Markup is the more convenient number for the moment you're actually setting a price, since you already know your cost and can multiply it up directly. But treating a markup target as if it were a margin target is exactly how businesses underprice themselves — a 100% markup sounds like doubling your money, and it is, but it's only a 50% margin, meaning half of every sale still goes to cost. The bigger the markup number gets, the wider that gap grows: a 400% markup is only an 80% margin, not the 400% it might feel like.

If margin comes back negative, you're selling below cost — the price you entered doesn't cover what the item or service costs you, and no markup framing changes that fact.

Methodology & sources

The formulas: profit = price − cost, markupPercent = (profit / cost) × 100 (0 if cost is 0), and marginPercent = (profit / price) × 100. All three outputs are rounded from the unrounded intermediate profit figure, so they stay internally consistent — the profit shown is exactly what the markup and margin percentages were calculated from, not a separately rounded number that drifts out of sync.
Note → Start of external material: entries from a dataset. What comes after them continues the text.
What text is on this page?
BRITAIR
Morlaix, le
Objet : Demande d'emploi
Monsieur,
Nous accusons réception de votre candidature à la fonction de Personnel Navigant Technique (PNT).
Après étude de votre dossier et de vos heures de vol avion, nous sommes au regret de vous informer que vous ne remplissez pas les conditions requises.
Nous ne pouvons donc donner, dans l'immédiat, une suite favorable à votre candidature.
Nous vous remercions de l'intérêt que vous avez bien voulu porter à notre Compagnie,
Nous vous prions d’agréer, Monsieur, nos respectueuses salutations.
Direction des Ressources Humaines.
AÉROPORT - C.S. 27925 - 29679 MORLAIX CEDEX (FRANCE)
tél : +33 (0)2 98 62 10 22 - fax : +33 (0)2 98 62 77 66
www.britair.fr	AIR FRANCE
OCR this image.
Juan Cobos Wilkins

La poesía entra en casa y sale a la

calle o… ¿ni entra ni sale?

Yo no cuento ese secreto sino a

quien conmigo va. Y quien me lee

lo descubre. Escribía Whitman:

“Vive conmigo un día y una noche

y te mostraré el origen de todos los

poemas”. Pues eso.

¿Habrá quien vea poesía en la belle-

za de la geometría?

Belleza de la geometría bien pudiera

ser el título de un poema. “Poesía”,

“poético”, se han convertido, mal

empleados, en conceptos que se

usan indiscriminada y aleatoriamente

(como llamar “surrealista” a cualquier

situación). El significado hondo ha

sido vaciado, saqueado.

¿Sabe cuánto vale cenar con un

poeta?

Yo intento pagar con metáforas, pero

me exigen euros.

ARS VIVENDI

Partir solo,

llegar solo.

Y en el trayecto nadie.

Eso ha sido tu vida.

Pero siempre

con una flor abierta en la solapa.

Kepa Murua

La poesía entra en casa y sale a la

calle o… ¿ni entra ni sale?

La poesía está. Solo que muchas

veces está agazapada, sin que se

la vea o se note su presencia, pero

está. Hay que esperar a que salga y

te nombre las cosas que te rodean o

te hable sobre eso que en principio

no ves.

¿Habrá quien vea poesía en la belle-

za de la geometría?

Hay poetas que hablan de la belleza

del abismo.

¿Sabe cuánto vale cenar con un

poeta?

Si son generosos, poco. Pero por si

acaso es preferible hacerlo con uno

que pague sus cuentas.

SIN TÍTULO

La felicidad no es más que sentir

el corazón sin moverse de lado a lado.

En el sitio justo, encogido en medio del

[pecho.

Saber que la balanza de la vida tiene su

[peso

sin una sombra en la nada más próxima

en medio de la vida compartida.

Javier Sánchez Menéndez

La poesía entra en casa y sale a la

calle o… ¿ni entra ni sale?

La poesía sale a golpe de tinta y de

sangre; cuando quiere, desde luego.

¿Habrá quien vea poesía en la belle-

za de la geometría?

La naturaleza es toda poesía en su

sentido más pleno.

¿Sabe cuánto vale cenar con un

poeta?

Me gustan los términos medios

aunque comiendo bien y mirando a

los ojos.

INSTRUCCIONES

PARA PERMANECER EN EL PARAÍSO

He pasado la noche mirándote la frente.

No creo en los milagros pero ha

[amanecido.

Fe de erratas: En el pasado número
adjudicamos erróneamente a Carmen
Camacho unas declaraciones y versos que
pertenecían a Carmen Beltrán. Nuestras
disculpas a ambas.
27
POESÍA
This is standard cost-accounting math, not a proprietary formula — AccountingTools' explainer on the difference between margin and markup covers the same relationship and shows why a fixed markup percentage always produces a smaller margin percentage. If you're setting prices from a target margin rather than a cost-plus markup, work backward: divide your desired profit by cost, not by price, to find the markup percentage that will actually deliver the margin you want.

Questions

Frequently asked questions

What is the actual difference between markup and margin?

Markup is profit as a percent of your cost — how much you added on top of what something cost you. Margin is profit as a percent of your selling price — how much of every sales dollar you actually keep. They use the same profit number but divide it by two different things, which is exactly why they never match except at 0%.

Why is a 50% markup only a 33% margin?

Say something costs you $100 and you mark it up 50%, so you sell it for $150. Profit is $50. As a percent of cost that is $50 / $100 = 50% markup. As a percent of the selling price it is $50 / $150 = 33.3% margin. Same $50 of profit, different denominator — cost versus price — which is why markup is always a bigger number than margin whenever there is any profit at all.

Which one should I use to set my prices?

Markup is usually the easier number to price from, since you already know your cost and can multiply it up. Margin is the more useful number for judging profitability, since it tells you what share of revenue is actually profit — the figure that matters for comparing products, paying overhead, and reading a P&L. Plenty of businesses undercharge because they hit a markup target that felt generous but translates to a thin margin.

Can markup and margin ever be equal?

Only at 0%, where there is no profit and cost equals price, so both formulas divide zero by something and land on zero. The moment there is any profit at all, markup pulls ahead of margin, and the gap widens as the percentage climbs — a 100% markup is a 50% margin, but a 400% markup is only an 80% margin.